Mesves-sur-Loire (/fr/, literally Mesves on Loire) is a commune in the Nièvre department in central France.

==Geography==
Mesves-sur-Loire is a farm town on the right bank of the river Loire, surrounded by grain fields to the east and vineyards to the north and south. The vineyards are within the Pouilly Fumé district, the famous wine town of Pouilly-sur-Loire being located just 5 km to the north. The general area is known as La Nièvre and lies within the larger region known as Bourgogne-Franche-Comté.

Mesves-Bulcy station has rail connections to Nevers and Cosne-sur-Loire. There is also a new highway, A77 autoroute, which parallels the rail line and runs to the outskirts of Paris. So, while Mesves is quiet, it is easily accessible from Paris.

==History==
In 1918, during World War I, a field between the towns of Mesves-sur-Loire and Bulcy was the site of an American army hospital. The hospital was run by the U.S. Base Hospital No. 50 unit. The unit reached Mesves-sur-Loire on August 6, 1918. By November, 1918, there were 20,186 patients with a total of 38,765 wounded. Convalescing soldiers also spent time at this temporary hospital. As many as 140,000 Americans were stationed in the area in 1918. The hospital in Mesves-sur-Loire closed on January 20, 1919.

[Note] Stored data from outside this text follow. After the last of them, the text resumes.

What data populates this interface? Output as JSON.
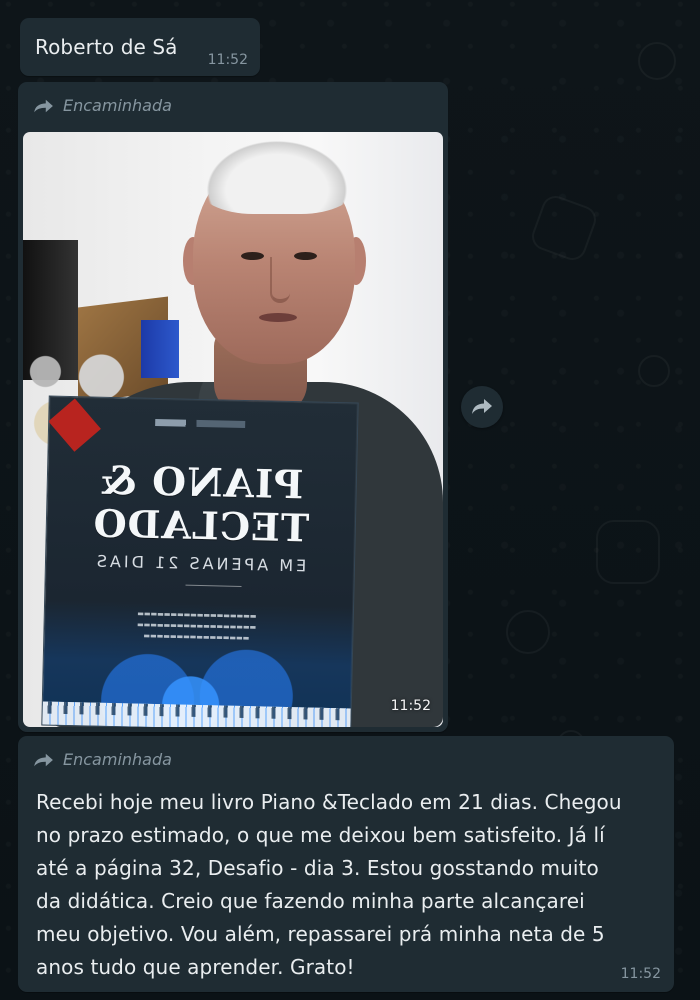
{
  "colors": {
    "background": "#0d1418",
    "bubble": "#1f2c33",
    "primary_text": "#e9edef",
    "secondary_text": "#8696a0"
  },
  "messages": [
    {
      "sender": "Roberto de Sá",
      "time": "11:52"
    },
    {
      "forward_label": "Encaminhada",
      "forward_icon": "forward-arrow-icon",
      "photo_time": "11:52",
      "book": {
        "title_line1": "PIANO &",
        "title_line2": "TECLADO",
        "subtitle": "EM APENAS 21 DIAS"
      }
    },
    {
      "forward_label": "Encaminhada",
      "forward_icon": "forward-arrow-icon",
      "text": "Recebi hoje meu livro Piano &Teclado em 21 dias. Chegou no prazo estimado, o que me deixou bem satisfeito. Já lí até a página 32, Desafio - dia 3. Estou gosstando muito da didática. Creio que fazendo minha parte alcançarei meu objetivo. Vou além, repassarei prá minha neta de 5 anos tudo que aprender. Grato!",
      "time": "11:52"
    }
  ],
  "actions": {
    "forward_icon": "forward-arrow-icon"
  }
}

This site, close to the river Loire, was one of two large American Army hospitals during World War I (the other being in Mars-sur-Allier). It was selected because it was a safe distance from the battle lines in northeast France (Mesves-sur-Loire is about 200 km south of Paris); further, it is located on a major rail line to Paris, making it accessible.

When entering Bulcy, just 3 km to the east of Mesves, the street sign identifies the street name as rue du Camp-Américain. That is the only visible signage reminding one of the huge US Army hospital that served wounded service men during World War I. The field site of the hospital has since been restored, and are full of crops during the growing season.